Fourth, I couldn't get this thought out of my head: what if I leave and that triggers Nick to commit suicide? I wasn't sure I would be able to bear that outcome. Even though I logically knew that would be his decision and not mine, I wasn't sure I'd be able to forgive myself if he did.


Fifth, I loved my husband. I wanted the man I married back. I wanted to spend the rest of my life with that person. I just didn't know where that version of him had gone.


The last reason I think I didn't go through with divorce was this: I knew he could do it. I don't know how else to describe it other than I knew, deep down, that he could do this. I knew that he could get through this. It was a gut feeling.


I called my mom sobbing one night, feeling tortured by my dilemma.


"What do you want to do, hon?" she asked.


"I want to run. All I want to do is run," I replied through sobs.


"You know we'll support you with whatever decision you make. We do hope, though, that Nick does get better because you know we love him, too."


I wanted someone else to make the decision for me. I so desperately wanted someone else to make this decision that I started asking all of my close friends and family what I should do.


During the initial COVID shutdowns, my friends back home arranged a Zoom call so we could catch up. When it came my turn, I started with, "Well, I may not have been the first of us to get married, but I might be the first one to get divorced."


I shot into the whole story, updating everyone on how hopeless things were beginning to feel. I was hoping that one of them would tell me what to do. Hoping that one of them would make this impossible decision for me. But they, too, knew they couldn't make this decision. Much like my mom, their responses were different versions of, "we support whatever decision you make."

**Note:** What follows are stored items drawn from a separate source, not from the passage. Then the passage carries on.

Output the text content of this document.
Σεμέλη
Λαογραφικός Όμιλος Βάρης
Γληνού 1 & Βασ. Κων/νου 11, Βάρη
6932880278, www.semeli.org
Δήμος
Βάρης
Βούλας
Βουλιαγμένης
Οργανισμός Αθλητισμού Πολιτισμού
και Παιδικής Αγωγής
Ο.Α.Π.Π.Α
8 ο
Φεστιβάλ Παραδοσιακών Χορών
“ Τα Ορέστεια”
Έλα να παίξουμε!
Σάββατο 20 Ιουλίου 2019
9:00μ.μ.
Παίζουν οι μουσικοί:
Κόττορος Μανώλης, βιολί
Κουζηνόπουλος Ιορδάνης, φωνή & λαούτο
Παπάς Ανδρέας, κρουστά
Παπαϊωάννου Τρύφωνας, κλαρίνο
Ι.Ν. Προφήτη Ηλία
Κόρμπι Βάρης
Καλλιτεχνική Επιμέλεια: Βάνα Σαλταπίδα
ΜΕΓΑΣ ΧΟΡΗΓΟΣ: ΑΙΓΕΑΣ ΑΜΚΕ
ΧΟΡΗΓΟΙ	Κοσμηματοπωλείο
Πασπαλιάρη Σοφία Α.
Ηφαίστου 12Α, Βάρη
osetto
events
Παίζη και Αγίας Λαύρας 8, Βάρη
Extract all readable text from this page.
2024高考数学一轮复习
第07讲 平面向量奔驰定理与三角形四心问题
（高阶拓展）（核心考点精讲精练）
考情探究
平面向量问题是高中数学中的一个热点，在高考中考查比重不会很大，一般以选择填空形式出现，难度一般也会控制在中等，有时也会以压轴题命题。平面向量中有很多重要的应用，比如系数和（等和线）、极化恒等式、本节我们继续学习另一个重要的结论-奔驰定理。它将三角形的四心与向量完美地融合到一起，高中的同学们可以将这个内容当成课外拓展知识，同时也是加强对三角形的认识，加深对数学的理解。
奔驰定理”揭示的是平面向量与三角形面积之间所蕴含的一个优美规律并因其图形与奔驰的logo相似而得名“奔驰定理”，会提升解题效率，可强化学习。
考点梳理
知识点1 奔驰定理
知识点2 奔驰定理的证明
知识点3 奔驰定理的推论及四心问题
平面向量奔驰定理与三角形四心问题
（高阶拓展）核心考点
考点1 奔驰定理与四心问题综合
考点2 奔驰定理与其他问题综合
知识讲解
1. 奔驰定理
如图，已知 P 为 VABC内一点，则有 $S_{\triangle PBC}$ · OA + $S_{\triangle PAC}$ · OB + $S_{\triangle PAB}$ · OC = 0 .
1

And truthfully, even if someone had told me to divorce him, I probably wouldn't have listened. I wouldn't have listened because it wasn't what I actually wanted.


The fighting, stress, and confusion continued for another two months after that call.


Until May 1st, 2020, when I was sitting at my desk at work, staring out at the mountains, when I got a text from Nick.


The little words I had been waiting for came across my screen: I just got rid of my video games.